A piece of iron can be picked up with a magnet, even if it is originally non-magnetic. When the iron is placed near a magnet its magnetic domains (consisting of billions of magnetically aligned atoms) become aligned causing the material itself to become magnetic (with a north and south pole). It can then be picked up by the magnet. This piece of iron can then also attract other pieces of iron for example (including other magnets). When the magnet is removed the magnetic domains of the material sometimes return to their previous random orientation and the material stops being magnetic. The picture below shows a magnet picking up a coin which makes the coin magnetic which then enables it to pick up two other coins. This is an example of ferromagnetism.
Source: https://commons.wikimedia.org/wiki/File:Ferromagneses_penzermek_1.jpg. Author: https://commons.wikimedia.org/wiki/User:Fizped
Ferromagnetism is the strongest form of magnetism occurring in materials. The elements iron, cobalt, nickel, gadolinium, dysprosium, and alloys containing these elements exhibit ferromagnetism due to a phenomenon related to their electron spin called "exchange coupling", in which the electron spin of one atom interacts with the electron spin of neighboring atoms. This results in magnetic alignment of the atoms (giving rise to magnetic domains). Note that electron "spin" is a fundamental property of electrons that gives rise to their magnetism. The presence of exchange coupling in ferromagnetic materials enables them to produce the most powerful magnetism; much more powerful than the other two main types of magnetism, which are diamagnetism and paramagnetism.
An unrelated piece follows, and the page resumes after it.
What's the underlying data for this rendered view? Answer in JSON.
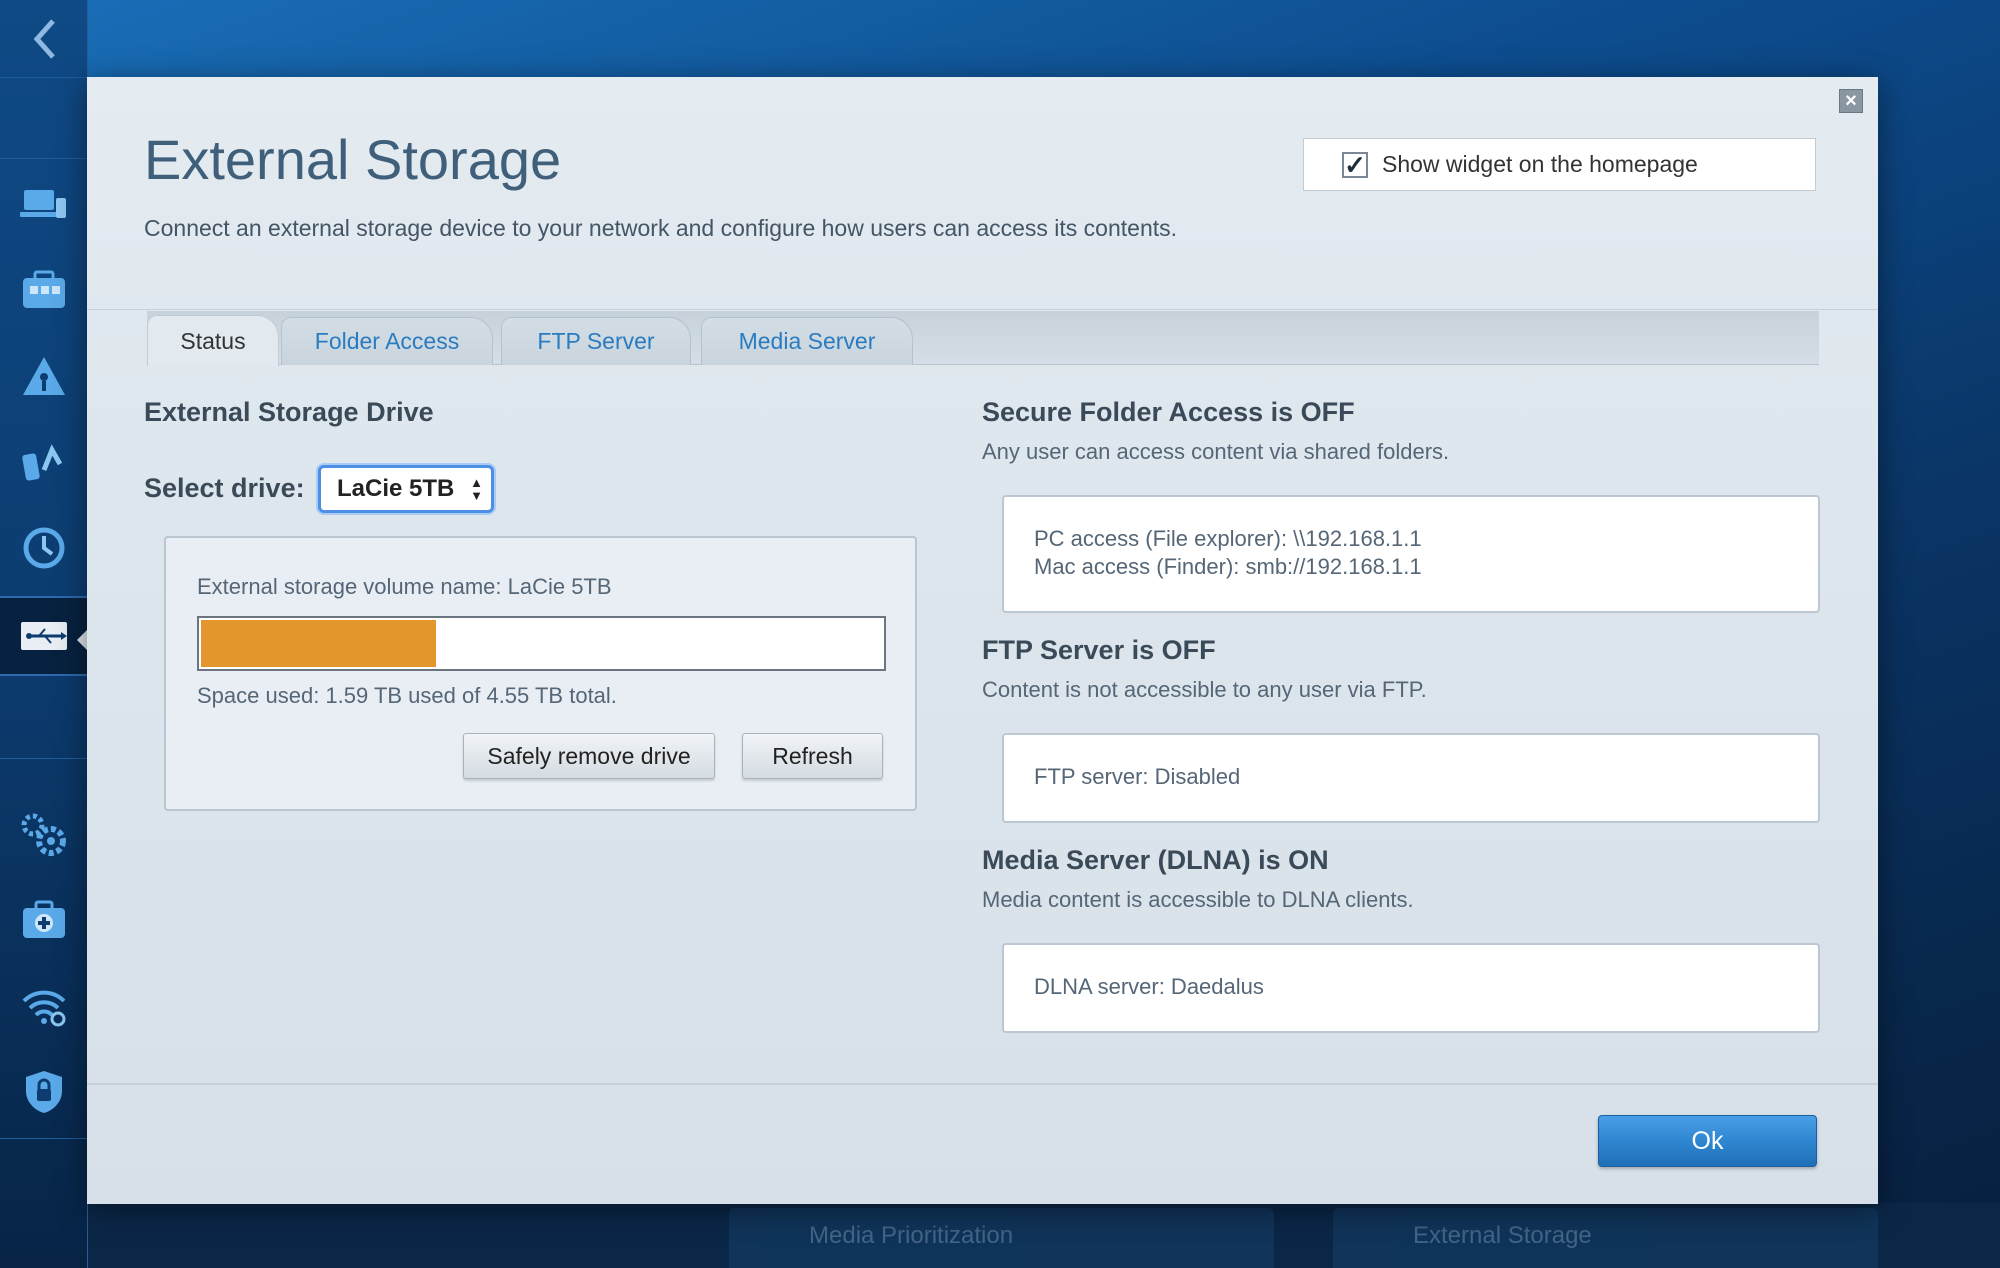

In diamagnetic materials, an externally applied magnetic field causes an induced magnetic field to develop in the material which repels the external magnetic field. Thus, diamagnetic objects experience a force that "pushes" them away from external magnetic fields. In paramagnetic materials, an externally applied magnetic field causes an induced magnetic field to develop in the material which attracts the external magnetic field. Thus, paramagnetic objects experience a force that "pulls" them towards external magnetic fields. Diamagnetic and paramagnetic effects are caused by quantum-mechanical effects (just like ferromagnetism) but are very weak compared to ferromagnetism. However, with a strong enough external magnetic field diamagnetic and paramagnetic objects can be repelled and attracted, respectively. For example, a frog (and all other animals) is diamagnetic and can be levitated in the presence of a strong enough magnetic field.
You can make a permanent magnet by subjecting a magnetizing material (such as iron) to a strong enough external magnetic field. This causes the magnetic domains to align and "lock" in place. When the external magnetic field is removed the domains will remain in their aligned positions and the material will be permanently magnetized.
You can also make a magnet by passing an electric current through a wire coil. This creates a magnetic field, according to Ampere's law. This is called an electromagnet and is used in junkyards to pick up large amounts of steel scrap.
The earth is a large magnet, and since opposite poles attract in magnets, the north pole of a magnetic compass needle points towards the south pole of the earth's magnetic field (located in the geographic north), and the south pole of the compass needle points towards the north pole of the earth's magnetic field (located in the geographic south). The magnetic field of the earth is believed to be produced by the convecting and circulating motion of the molten iron interior of the earth.